Nous sommes de plus en plus nombreux à avoir des métiers qui nous demandent de réfléchir à des problèmes complexes pour leur trouver des solutions créatives et innovantes. Force est de constater qu’on ne peut pas estimer a priori le temps que cela prend. Entre les travailleurs réguliers qui fournissent un travail d’intensité modérée tout au long de l’année et ceux qui alternent les pics d’activité acharnée et les périodes de grand calme, qui a raison ?

Les entreprises ont aussi pris la mesure de la richesse que représentent les profils atypiques.

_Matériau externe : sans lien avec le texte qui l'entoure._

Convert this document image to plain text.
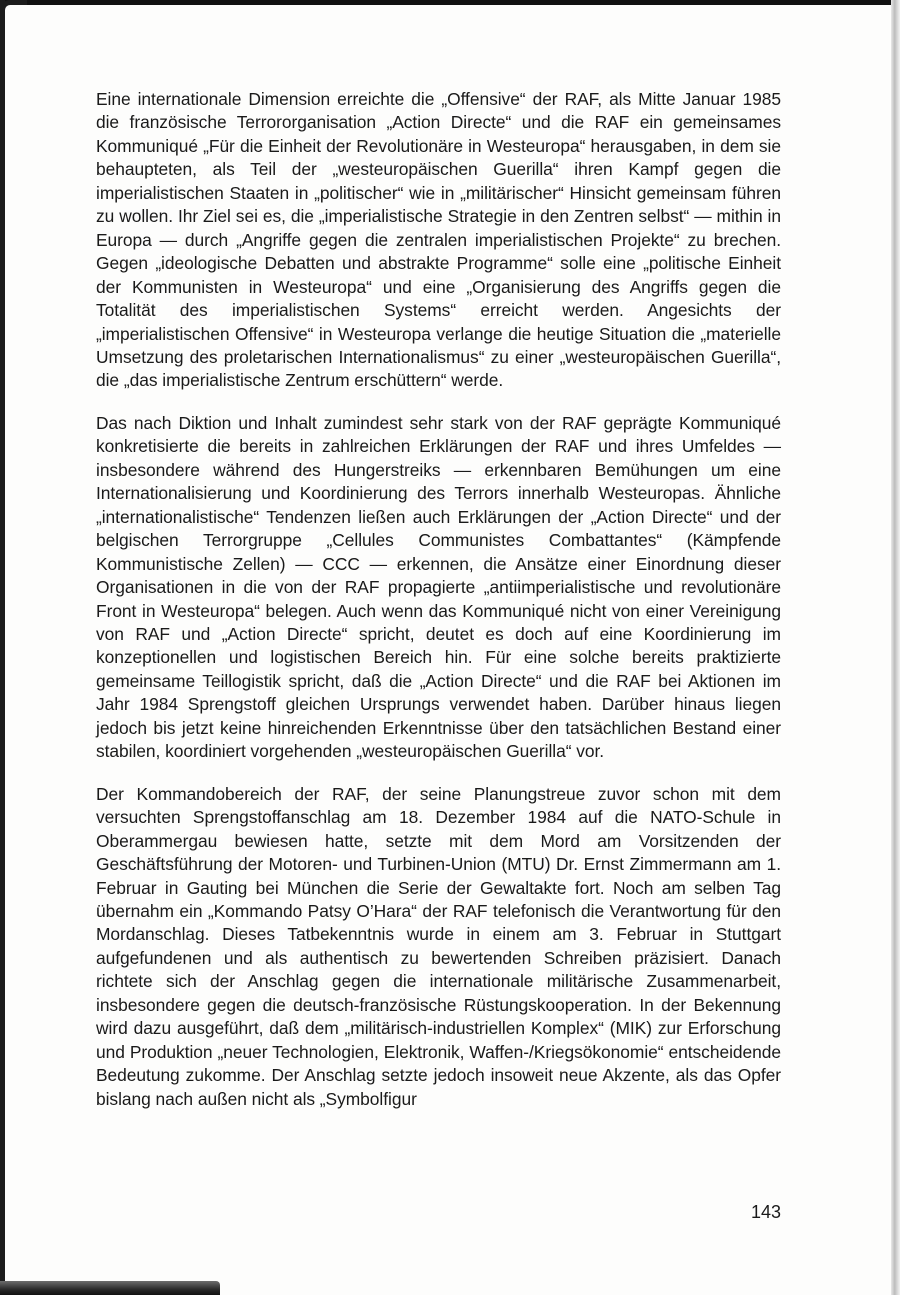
Eine internationale Dimension erreichte die „Offensive“ der RAF, als Mitte Januar 1985 die französische Terrororganisation „Action Directe“ und die RAF ein gemeinsames Kommuniqué „Für die Einheit der Revolutionäre in Westeuropa“ herausgaben, in dem sie behaupteten, als Teil der „westeuropäischen Guerilla“ ihren Kampf gegen die imperialistischen Staaten in „politischer“ wie in „militärischer“ Hinsicht gemeinsam führen zu wollen. Ihr Ziel sei es, die „imperialistische Strategie in den Zentren selbst“ — mithin in Europa — durch „Angriffe gegen die zentralen imperialistischen Projekte“ zu brechen. Gegen „ideologische Debatten und abstrakte Programme“ solle eine „politische Einheit der Kommunisten in Westeuropa“ und eine „Organisierung des Angriffs gegen die Totalität des imperialistischen Systems“ erreicht werden. Angesichts der „imperialistischen Offensive“ in Westeuropa verlange die heutige Situation die „materielle Umsetzung des proletarischen Internationalismus“ zu einer „westeuropäischen Guerilla“, die „das imperialistische Zentrum erschüttern“ werde.

Das nach Diktion und Inhalt zumindest sehr stark von der RAF geprägte Kommuniqué konkretisierte die bereits in zahlreichen Erklärungen der RAF und ihres Umfeldes — insbesondere während des Hungerstreiks — erkennbaren Bemühungen um eine Internationalisierung und Koordinierung des Terrors innerhalb Westeuropas. Ähnliche „internationalistische“ Tendenzen ließen auch Erklärungen der „Action Directe“ und der belgischen Terrorgruppe „Cellules Communistes Combattantes“ (Kämpfende Kommunistische Zellen) — CCC — erkennen, die Ansätze einer Einordnung dieser Organisationen in die von der RAF propagierte „antiimperialistische und revolutionäre Front in Westeuropa“ belegen. Auch wenn das Kommuniqué nicht von einer Vereinigung von RAF und „Action Directe“ spricht, deutet es doch auf eine Koordinierung im konzeptionellen und logistischen Bereich hin. Für eine solche bereits praktizierte gemeinsame Teillogistik spricht, daß die „Action Directe“ und die RAF bei Aktionen im Jahr 1984 Sprengstoff gleichen Ursprungs verwendet haben. Darüber hinaus liegen jedoch bis jetzt keine hinreichenden Erkenntnisse über den tatsächlichen Bestand einer stabilen, koordiniert vorgehenden „westeuropäischen Guerilla“ vor.

Der Kommandobereich der RAF, der seine Planungstreue zuvor schon mit dem versuchten Sprengstoffanschlag am 18. Dezember 1984 auf die NATO-Schule in Oberammergau bewiesen hatte, setzte mit dem Mord am Vorsitzenden der Geschäftsführung der Motoren- und Turbinen-Union (MTU) Dr. Ernst Zimmermann am 1. Februar in Gauting bei München die Serie der Gewaltakte fort. Noch am selben Tag übernahm ein „Kommando Patsy O’Hara“ der RAF telefonisch die Verantwortung für den Mordanschlag. Dieses Tatbekenntnis wurde in einem am 3. Februar in Stuttgart aufgefundenen und als authentisch zu bewertenden Schreiben präzisiert. Danach richtete sich der Anschlag gegen die internationale militärische Zusammenarbeit, insbesondere gegen die deutsch-französische Rüstungskooperation. In der Bekennung wird dazu ausgeführt, daß dem „militärisch-industriellen Komplex“ (MIK) zur Erforschung und Produktion „neuer Technologien, Elektronik, Waffen-/Kriegsökonomie“ entscheidende Bedeutung zukomme. Der Anschlag setzte jedoch insoweit neue Akzente, als das Opfer bislang nach außen nicht als „Symbolfigur

143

Ceux-là même qu’elles boudaient pour leur incapacité à se plier à la discipline d’une vie de bureau sont maintenant des atouts créatifs qu’il faut savoir recruter et garder. Permettre à chacun de gérer ses vacances (et son temps de travail) de manière flexible, sans devoir se plier à un calendrier fixé arbitrairement est un moyen de construire un monde du travail plus inclusif et de pour bâtir des équipes plus heureuses et plus efficaces.

Repenser les ressources humaines

Nous traversons un moment charnière de l’histoire du travail où cohabitent les réflexes de l’ère industrielle (horaires de bureau stricts, travail en présentiel obligatoire) et de nouvelles façons de faire, accélérées par la période de pandémie que nous venons de vivre. Dans son livre Overbookés – Comment se libérer du culte de la productivité, l’anthropologue du numérique Rafa Harfoush montre l’inadéquation de nos anciens moyens de mesurer la productivité à un monde où l’innovation et la créativité sont les ressources principales.

Cette dissonance serait à l’origine d’un désenchantement des travailleurs, qui acceptent de moins en moins les conditions de travail d’hier, jugées inutilement coercitives. En août 2021, 4.3 millions de travailleurs américains démissionnent, un record. Les vacances libres sont un moyen de résoudre cette tension-là. Elles participent d’un mouvement général qui vise à donner aux salariés plus de contrôle sur leurs vies professionnelles. La hausse sensible du nombre de freelances en France (+92% depuis 2009) est un symptôme évocateur : les travailleurs qualifiés recherchent plus d’autonomie. Les entreprises qui veulent rester attractives devront nécessairement se poser ces questions-là.

Toute volonté de flexibilisation peut effrayer, cependant : comment faire pour que cette révolution ne se fasse pas aux dépens des salariés et de leur bien-être ? Aux entreprises de surveiller l’application de leurs politiques et d’imposer, le cas échéant, un minimum de jours de congé annuels… Et de s’assurer que leurs politiques sont bien comprises par les premiers intéressés, pour éviter de faire des déçus. Le choix des mots est primordial, et nous devons nous montrer prudents pour imaginer le monde du travail de demain.